In a seventh-floor hotel room that overlooked Barona Creek GC in the hills of suburban San Diego, he had been surrounded by the people he would want to hold tight during a crisis. Gathered around a television tuned to the Nationwide Tour Championship, the waning moments of the season's final round being played out on the course below them, were Walker's mom and dad, his in-laws, his wife, Erin, and a friend, Andy Sanders, who had committed to be his caddie for next season.
For more than two hours they had been a collective nervous wreck, waiting to see if Walker would get back to the PGA Tour after a neck injury ruined his first go-round in 2005-06. On this Sunday he had shot a so-so one-under 70 on a pristine course that had given up record numbers all week, and his overall standing was precarious, to say the least. He was on the bubble. Then out. Then in. Then out again. At one point, he was projected to earn the 25th and last automatic tour card by $47.

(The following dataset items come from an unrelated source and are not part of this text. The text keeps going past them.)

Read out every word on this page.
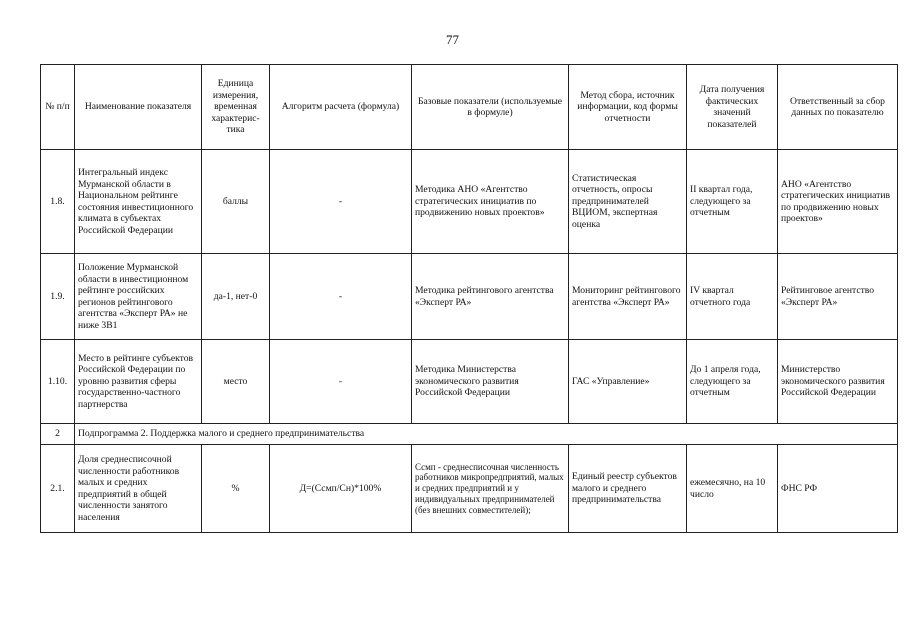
77
№ п/п	Наименование показателя	Единица измерения, временная характерис-тика	Алгоритм расчета (формула)	Базовые показатели (используемые в формуле)	Метод сбора, источник информации, код формы отчетности	Дата получения фактических значений показателей	Ответственный за сбор данных по показателю
1.8.	Интегральный индекс Мурманской области в Национальном рейтинге состояния инвестиционного климата в субъектах Российской Федерации	баллы	-	Методика АНО «Агентство стратегических инициатив по продвижению новых проектов»	Статистическая отчетность, опросы предпринимателей ВЦИОМ, экспертная оценка	II квартал года, следующего за отчетным	АНО «Агентство стратегических инициатив по продвижению новых проектов»
1.9.	Положение Мурманской области в инвестиционном рейтинге российских регионов рейтингового агентства «Эксперт РА» не ниже 3В1	да-1, нет-0	-	Методика рейтингового агентства «Эксперт РА»	Мониторинг рейтингового агентства «Эксперт РА»	IV квартал отчетного года	Рейтинговое агентство «Эксперт РА»
1.10.	Место в рейтинге субъектов Российской Федерации по уровню развития сферы государственно-частного партнерства	место	-	Методика Министерства экономического развития Российской Федерации	ГАС «Управление»	До 1 апреля года, следующего за отчетным	Министерство экономического развития Российской Федерации
2	Подпрограмма 2. Поддержка малого и среднего предпринимательства						
2.1.	Доля среднесписочной численности работников малых и средних предприятий в общей численности занятого населения	%	Д=(Ссмп/Сн)*100%	Ссмп - среднесписочная численность работников микропредприятий, малых и средних предприятий и у индивидуальных предпринимателей (без внешних совместителей);	Единый реестр субъектов малого и среднего предпринимательства	ежемесячно, на 10 число	ФНС РФ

Worst of all: The golfer with the best chance to keep him from his dream was a good pal, B.J. Staten, who also happens to be his new caddie's roommate.
It all became too much for Walker, too excruciating. "Terrifying" is how he later would describe it.
So he bolted for the elevator, for his own room a couple floors below. Alone, he all but turned out the light and hid under the covers. Walker swears he didn't watch TV.
Not until the storm was over, when Walker returned to the room of his loved ones and their tearful, joyous hugs. Staten watched in disbelief as birdie putts of 15 feet on the 17th and 18th holes slid a few blades to the side of the cup, and the misses allowed Walker to secure the last available card over Skip Kendall by the margin of $1,094 on earnings of $196,896. Staten ended 28th in money.
"You don't want to root against your buddies," Erin Walker said, torn emotions twisting the features on her face. "But at the same time, we were hoping B.J. would just par in. You hate to say that, but we've been through a lot these past couple of years. If anybody deserves it, Jimmy does."
Like the PGA Tour's Qualifying School, there were more subplots in this thing than an English stage farce, and the enormous double achievement of Welshman Richard Johnson was just one of the sideshows.
Johnson, who had made a big move in the money standings with his first Nationwide victory in seven years at the Mark Christopher Classic early last month, overcame a quadruple bogey on the 11th hole during the middle of the third round and, after seeing a five-shot lead whittled to one late Sunday, he managed to win by one shot over University of New Mexico-product Michael Letzig.
Johnson's scores of 66-64-67-67 on the par-71 layout gave him a tournament-record total of 20-under 264. By cashing the tour's record check, $139,500, he vaulted from sixth in the money standings to No. 1 with $445,421, unseating Roland Thatcher, who held the top spot for 12 consecutive weeks after winning the Cox Classic in late-July.
"I had my card secured, so I've been freewheeling it for a couple of months," Johnson said. "This is the icing on the cake. It's cool."
Thatcher, showing the strain of defending his position for so long, managed only a tie for 29th in the tournament, despite posting a 64 in the second round.
"I had the lead for four months. Richard had it one night," said a disappointed Thatcher. "Give Richard credit. He played great down the stretch and earned every bit of it."
Johnson, 35, graduated from Augusta State in 1995 and was still in Augusta managing a Waffle House on Washington Road the week of Tiger Woods' watershed Masters victory in 1997. Johnson's biggest thrill that week: "Seeing David Duval eat at my restaurant."